Good Riddance to them all.
The Boot-Strap Expat
http://thebootstrapexpat.com/
“@Petros, I’m all for free speech but was just pointing out my paranoia.”
Ok, so you’re telling me that Kazakhstan is NOT the best country in the world? I can accept that but the other comments comparing the USA govt to the German regime in the ’30s all I can say is the minute I stop, someone else will start. I’m not the first and won’t be the last. The reason this WILL happen is because the truth always comes out and as time goes on the whole world will denounce the National Socialists in Washington. This is the natural progression and nothing will stop it.
HISTORY repeats for some sadistic reason and we are at the beginning of the worst tribulation the world has yet seen.
This pretty well says it all
That was not supposed to be aimed at Petros. I’m lost in the thread somehow. Anyway the person who said they were just expressing their paranoia will read it anyway, sorry
@petros
I think that it is great that this website allows quite open debate on FATCA. FATCA is a very complicated matter. I just think that we are already so riled that more heat isn’t necessarily helpful.
@Cheersbigears
I would agree that civil liberties and privacy are generally under serious threat. One front page story here today is a Snowden revelation that the NSA helped the UK to capture pictures from random webcam users in the UK on Yahoo! and the authorities did not delete the explicit ones (apparently not everyone uses the internet to discuss taxes)! Hitler and Stalin are a bit of stretch, but thanks to Snowden, we are finding out that the post 9/11 word has brought us far closer to East German Secret Police levels of monitoring than we could have imagined.
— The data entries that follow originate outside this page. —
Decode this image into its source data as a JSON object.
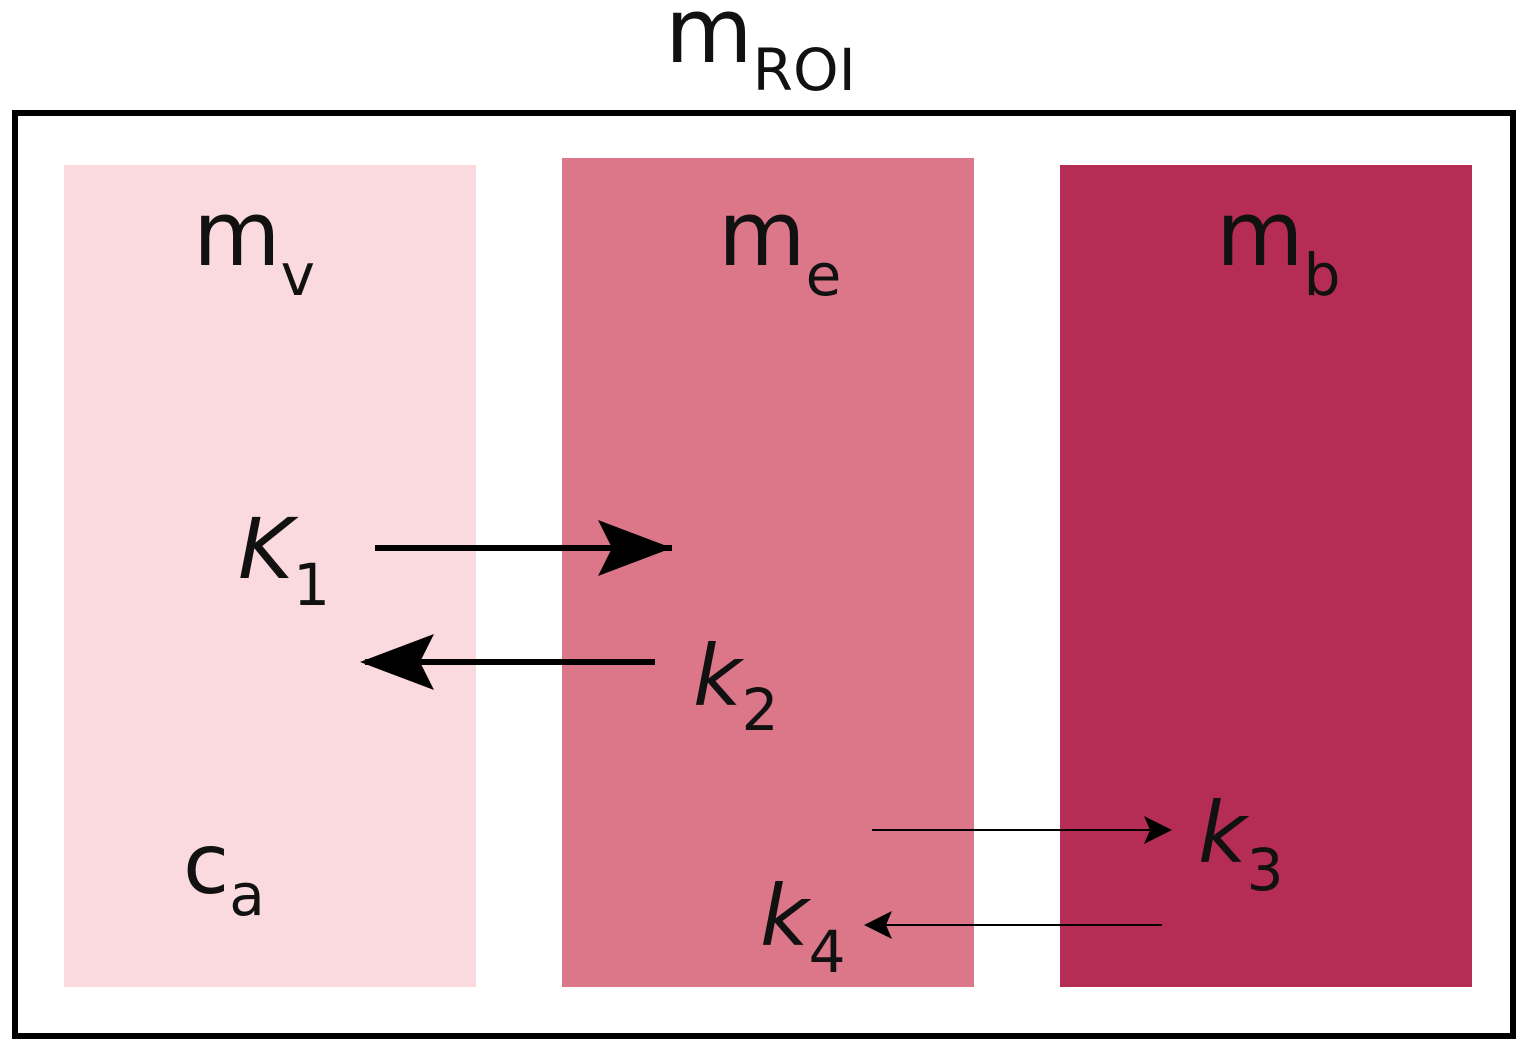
{
  "title": {
    "main": "m",
    "sub": "ROI"
  },
  "compartments": [
    {
      "label": {
        "main": "m",
        "sub": "v"
      }
    },
    {
      "label": {
        "main": "m",
        "sub": "e"
      }
    },
    {
      "label": {
        "main": "m",
        "sub": "b"
      }
    }
  ],
  "input": {
    "main": "c",
    "sub": "a"
  },
  "rates": [
    {
      "main": "K",
      "sub": "1"
    },
    {
      "main": "k",
      "sub": "2"
    },
    {
      "main": "k",
      "sub": "3"
    },
    {
      "main": "k",
      "sub": "4"
    }
  ]
}
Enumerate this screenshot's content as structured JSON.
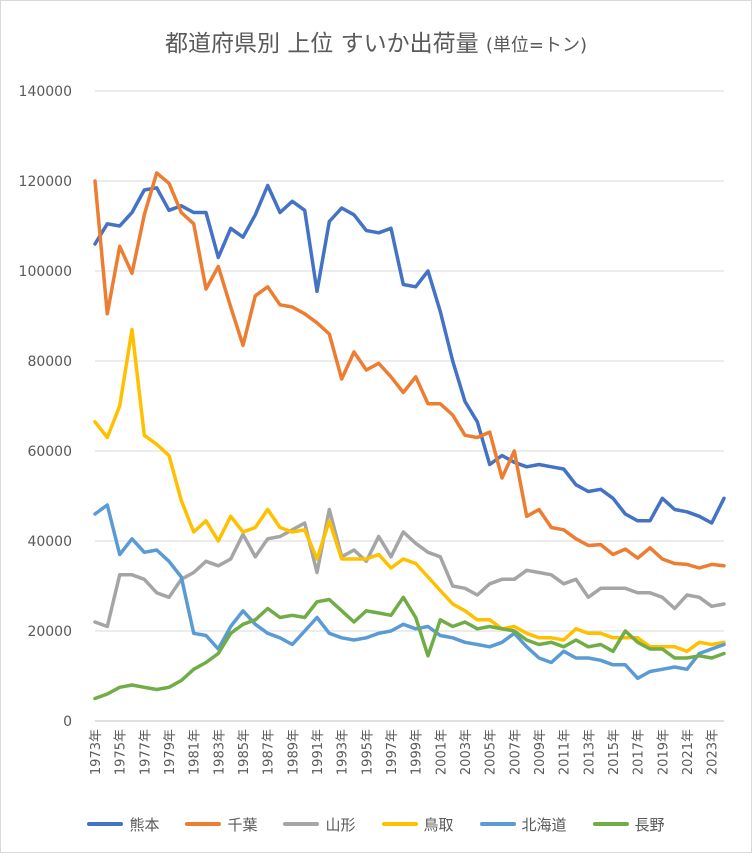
{
  "chart_data": {
    "type": "line",
    "title": "都道府県別 上位 すいか出荷量",
    "unit_label": "(単位=トン)",
    "xlabel": "",
    "ylabel": "",
    "ylim": [
      0,
      140000
    ],
    "y_ticks": [
      "0",
      "20000",
      "40000",
      "60000",
      "80000",
      "100000",
      "120000",
      "140000"
    ],
    "grid": true,
    "legend_position": "bottom",
    "categories": [
      "1973年",
      "1974年",
      "1975年",
      "1976年",
      "1977年",
      "1978年",
      "1979年",
      "1980年",
      "1981年",
      "1982年",
      "1983年",
      "1984年",
      "1985年",
      "1986年",
      "1987年",
      "1988年",
      "1989年",
      "1990年",
      "1991年",
      "1992年",
      "1993年",
      "1994年",
      "1995年",
      "1996年",
      "1997年",
      "1998年",
      "1999年",
      "2000年",
      "2001年",
      "2002年",
      "2003年",
      "2004年",
      "2005年",
      "2006年",
      "2007年",
      "2008年",
      "2009年",
      "2010年",
      "2011年",
      "2012年",
      "2013年",
      "2014年",
      "2015年",
      "2016年",
      "2017年",
      "2018年",
      "2019年",
      "2020年",
      "2021年",
      "2022年",
      "2023年",
      "2024年"
    ],
    "x_tick_labels": [
      "1973年",
      "1975年",
      "1977年",
      "1979年",
      "1981年",
      "1983年",
      "1985年",
      "1987年",
      "1989年",
      "1991年",
      "1993年",
      "1995年",
      "1997年",
      "1999年",
      "2001年",
      "2003年",
      "2005年",
      "2007年",
      "2009年",
      "2011年",
      "2013年",
      "2015年",
      "2017年",
      "2019年",
      "2021年",
      "2023年"
    ],
    "series": [
      {
        "name": "熊本",
        "color": "#4472c4",
        "values": [
          106000,
          110500,
          110000,
          113000,
          118000,
          118500,
          113500,
          114500,
          113000,
          113000,
          103000,
          109500,
          107500,
          112500,
          119000,
          113000,
          115500,
          113500,
          95500,
          111000,
          114000,
          112500,
          109000,
          108500,
          109500,
          97000,
          96500,
          100000,
          91000,
          80000,
          71000,
          66500,
          57000,
          59000,
          57500,
          56500,
          57000,
          56500,
          56000,
          52500,
          51000,
          51500,
          49500,
          46000,
          44500,
          44500,
          49500,
          47000,
          46500,
          45500,
          44000,
          49500
        ]
      },
      {
        "name": "千葉",
        "color": "#ed7d31",
        "values": [
          120000,
          90500,
          105500,
          99500,
          112500,
          121800,
          119500,
          113000,
          110500,
          96000,
          101000,
          92000,
          83500,
          94500,
          96500,
          92500,
          92000,
          90500,
          88500,
          86000,
          76000,
          82000,
          78000,
          79500,
          76500,
          73000,
          76500,
          70500,
          70500,
          68000,
          63500,
          63000,
          64200,
          54000,
          60000,
          45500,
          47000,
          43000,
          42500,
          40500,
          39000,
          39200,
          37000,
          38200,
          36200,
          38500,
          36000,
          35000,
          34800,
          34000,
          34800,
          34500
        ]
      },
      {
        "name": "山形",
        "color": "#a5a5a5",
        "values": [
          22000,
          21000,
          32500,
          32500,
          31500,
          28500,
          27500,
          31500,
          33000,
          35500,
          34500,
          36000,
          41500,
          36500,
          40500,
          41000,
          42500,
          44000,
          33000,
          47000,
          36500,
          38000,
          35500,
          41000,
          36500,
          42000,
          39500,
          37500,
          36500,
          30000,
          29500,
          28000,
          30500,
          31500,
          31500,
          33500,
          33000,
          32500,
          30500,
          31500,
          27500,
          29500,
          29500,
          29500,
          28500,
          28500,
          27500,
          25000,
          28000,
          27500,
          25500,
          26000
        ]
      },
      {
        "name": "鳥取",
        "color": "#ffc000",
        "values": [
          66500,
          63000,
          70000,
          87000,
          63500,
          61500,
          59000,
          49000,
          42000,
          44500,
          40000,
          45500,
          42000,
          43000,
          47000,
          43000,
          42000,
          42500,
          36000,
          44500,
          36000,
          36000,
          36000,
          37000,
          34000,
          36000,
          35000,
          32000,
          29000,
          26000,
          24500,
          22500,
          22500,
          20500,
          21000,
          19500,
          18500,
          18500,
          18000,
          20500,
          19500,
          19500,
          18500,
          18500,
          18500,
          16500,
          16500,
          16500,
          15500,
          17500,
          17000,
          17500
        ]
      },
      {
        "name": "北海道",
        "color": "#5b9bd5",
        "values": [
          46000,
          48000,
          37000,
          40500,
          37500,
          38000,
          35500,
          32000,
          19500,
          19000,
          16000,
          21000,
          24500,
          21500,
          19500,
          18500,
          17000,
          20000,
          23000,
          19500,
          18500,
          18000,
          18500,
          19500,
          20000,
          21500,
          20500,
          21000,
          19000,
          18500,
          17500,
          17000,
          16500,
          17500,
          19500,
          16500,
          14000,
          13000,
          15500,
          14000,
          14000,
          13500,
          12500,
          12500,
          9500,
          11000,
          11500,
          12000,
          11500,
          15000,
          16000,
          17000
        ]
      },
      {
        "name": "長野",
        "color": "#70ad47",
        "values": [
          5000,
          6000,
          7500,
          8000,
          7500,
          7000,
          7500,
          9000,
          11500,
          13000,
          15000,
          19500,
          21500,
          22500,
          25000,
          23000,
          23500,
          23000,
          26500,
          27000,
          24500,
          22000,
          24500,
          24000,
          23500,
          27500,
          23000,
          14500,
          22500,
          21000,
          22000,
          20500,
          21000,
          20500,
          20000,
          18000,
          17000,
          17500,
          16500,
          18000,
          16500,
          17000,
          15500,
          20000,
          17500,
          16000,
          16000,
          14000,
          14000,
          14500,
          14000,
          15000
        ]
      }
    ]
  }
}
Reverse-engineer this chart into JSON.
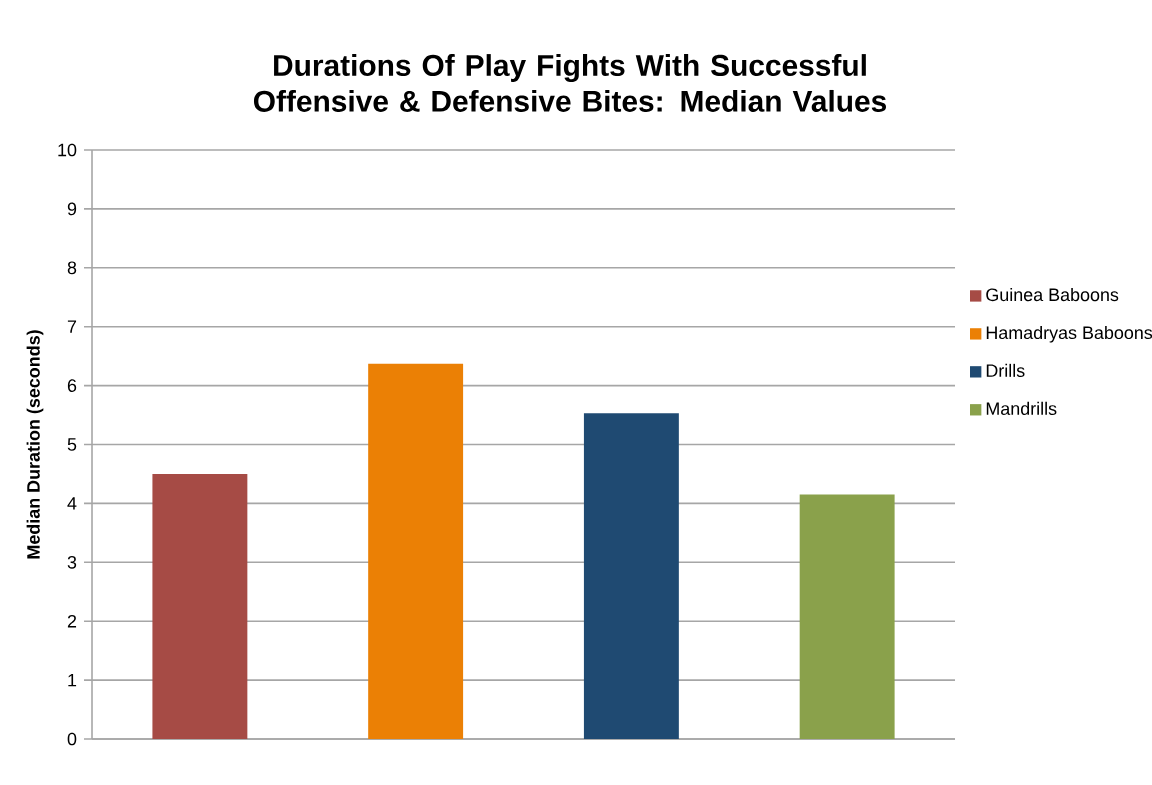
{
  "chart_data": {
    "type": "bar",
    "title": "Durations Of Play Fights With Successful Offensive & Defensive Bites: Median Values",
    "ylabel": "Median Duration (seconds)",
    "categories": [
      null,
      null,
      null,
      null
    ],
    "series": [
      {
        "name": "Guinea Baboons",
        "color": "#a64b45",
        "values": [
          4.5,
          null,
          null,
          null
        ]
      },
      {
        "name": "Hamadryas Baboons",
        "color": "#eb8005",
        "values": [
          null,
          6.37,
          null,
          null
        ]
      },
      {
        "name": "Drills",
        "color": "#1f4a72",
        "values": [
          null,
          null,
          5.53,
          null
        ]
      },
      {
        "name": "Mandrills",
        "color": "#8aa14b",
        "values": [
          null,
          null,
          null,
          4.15
        ]
      }
    ],
    "ylim": [
      0,
      10
    ],
    "yticks": [
      0,
      1,
      2,
      3,
      4,
      5,
      6,
      7,
      8,
      9,
      10
    ],
    "grid": "y",
    "legend": "right",
    "tick_labels": "y"
  }
}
@CBE, I have referenced that song many times during this current debacle in reference to all this data gathering frenzy and FATCA.
@Chearsbigears, I take as a given that we’re shifting into an Orwellian world and not just in the US!! I’m thinking more in terms of how we can do what we can to save ourselves rather than expecting governments to change; it’s naive to blindly believe that the US government is going to completely follow the Constitution. Why anger the bear by poking at it??
As to the Senate Finance Committee, there is a staff discussion on International Business Taxation on its website. Almost at the end is this:
“The staff discussion draft does not address the international tax rules addressing individuals, whether for U.S. citizens living overseas or foreign nationals moving to the United States. The Chairman’s staff is considering reforms to simplify the rules in this area while appropriately taxing such individuals. Comments are requested regarding the scope and mechanics of reforms in this area.”
So at least it is on the agenda and there is the opportunity to comment.
Here’s but one of the submissions, UK71: http://isaacbrocksociety.ca/2014/01/27/todays-must-read-us-senate-finance-committee-submission-by-john-richardson-willard-yates-stephen-kish/
Here’s another: http://citizenshipsolutions.ca/2014/02/06/pfic-taxation-and-americans-abroad/.
Let’s hope there’s hope with this excellent material before the Senate Finance Committee — Richardson and Kish!
Let’s hope so!!
Did the ACA letter of submission to the Senators Carl Levin and John McCain Inquisition on offshore Evasion get published anywhere on Isaac Brock? I have not been keeping, up, and if it has been mentioned, and I missed it, I apologize for the duplication..
http://americansabroad.org/files/8813/9402/1820/testimony-aca-to-permanent-subcommitee-on-investigations.pdf
Pretty darn good, if the old fools in charge would read it!!!
@Just Me, I’ve read that and agree it covers the issues well.